God of the Week 04/05/2010: Jesus of Nazareth
Jesus of Nazareth, or Jesus the Christ (or anointed one) is a savior god of Hebrew/Greek origin.
The earliest writings of the Christian movement were of an apocalyptic nature, forecasting the coming of the end of the world (Jesus is made to say, “This generation shall not pass away, until all these things be accomplished” after speaking of apocalyptic imagery in the Gospel According to Mark).
The character of Jesus is believed by the adherents of the religion to have been an actual historical figure, though all non-religious references to him are late and consist of not much more than explanations of what the religion already believes, so verification of this claim had never been accomplished. The actual details of the Jesus story, though, have been shown by many scholars to be “midrash” , a re-telling of stories from the Hebrew scriptures meant to appeal to a new audience. This was most likely done as the result of a practice known as “pesher”, a religious way of looking for hidden meaning in holy writings; in this case, the foretelling of a coming savior.

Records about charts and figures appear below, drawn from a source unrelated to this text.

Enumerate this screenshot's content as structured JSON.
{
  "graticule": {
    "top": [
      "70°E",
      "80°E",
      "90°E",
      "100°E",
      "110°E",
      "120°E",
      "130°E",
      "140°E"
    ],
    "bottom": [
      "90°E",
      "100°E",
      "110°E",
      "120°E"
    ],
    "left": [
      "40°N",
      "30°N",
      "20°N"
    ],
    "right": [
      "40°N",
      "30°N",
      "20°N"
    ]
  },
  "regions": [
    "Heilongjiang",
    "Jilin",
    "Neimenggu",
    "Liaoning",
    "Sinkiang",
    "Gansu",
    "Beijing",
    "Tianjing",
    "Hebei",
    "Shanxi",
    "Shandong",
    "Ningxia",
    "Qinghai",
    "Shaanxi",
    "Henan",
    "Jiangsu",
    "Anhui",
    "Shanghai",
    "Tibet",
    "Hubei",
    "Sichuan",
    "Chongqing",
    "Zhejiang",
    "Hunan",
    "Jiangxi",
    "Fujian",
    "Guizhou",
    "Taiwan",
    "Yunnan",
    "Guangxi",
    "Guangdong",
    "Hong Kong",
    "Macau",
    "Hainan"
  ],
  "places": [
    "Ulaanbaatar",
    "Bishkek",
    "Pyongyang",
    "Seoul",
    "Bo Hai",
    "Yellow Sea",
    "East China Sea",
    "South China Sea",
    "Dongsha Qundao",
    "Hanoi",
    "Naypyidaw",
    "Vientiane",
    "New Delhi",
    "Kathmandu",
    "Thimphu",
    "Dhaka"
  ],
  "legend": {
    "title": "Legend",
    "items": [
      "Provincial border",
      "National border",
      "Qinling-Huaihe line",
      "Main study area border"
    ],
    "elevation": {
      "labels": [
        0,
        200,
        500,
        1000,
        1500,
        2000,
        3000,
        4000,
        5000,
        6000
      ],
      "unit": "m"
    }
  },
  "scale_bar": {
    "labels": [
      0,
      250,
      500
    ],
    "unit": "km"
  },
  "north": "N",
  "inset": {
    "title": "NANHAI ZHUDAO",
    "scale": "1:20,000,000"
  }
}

The Hebrew religion long had a tradition of a coming “anointed one” (messiah, or christ in Greek), though their idea of a messiah was meant to be, as the name implies, a king on earth, ruling the kingdom of Israel. The earliest writings from the Christian religious movement seem to view Jesus as being a heavenly mediator, not an earthly ruler, though the term christ was still applied to him.
The Jesus movement gained in popularity when an adherent of the faith, Constantine I, ascended to the throne of the Roman Empire in the early 4th century CE. It was his edict that created the Council of Nicaea in 325 CE, an assembly of the leaders of the Christian movement at that time. At the council, they discussed the relationship between Jesus to that of the Hebrew god Yahweh. Since the early days of the religion, Yahweh was often refereed to as “the father” while Jesus was refereed to as “the son”. At the council, they determined that the two were of the “same substance” (made of the same god stuff? of a similar nature?), based upon their interpretation of the writings of the earlier Christians (assuming, of course, that all ideas expressed in those writings were divinely inspired and without error and, therefore, in agreement with each other, even if they appeared to not agree. Any apparent disagreement must be able to be worked out philosophically) .
By the time of the second Ecumenical Council (381), the Holy Spirit (an abstract Jewish concept often given credit for inspiring holy writings and often artistically depicted as a dove) was added to the happy family and the Jesus/Yahweh duality was transformed into a “trinity”.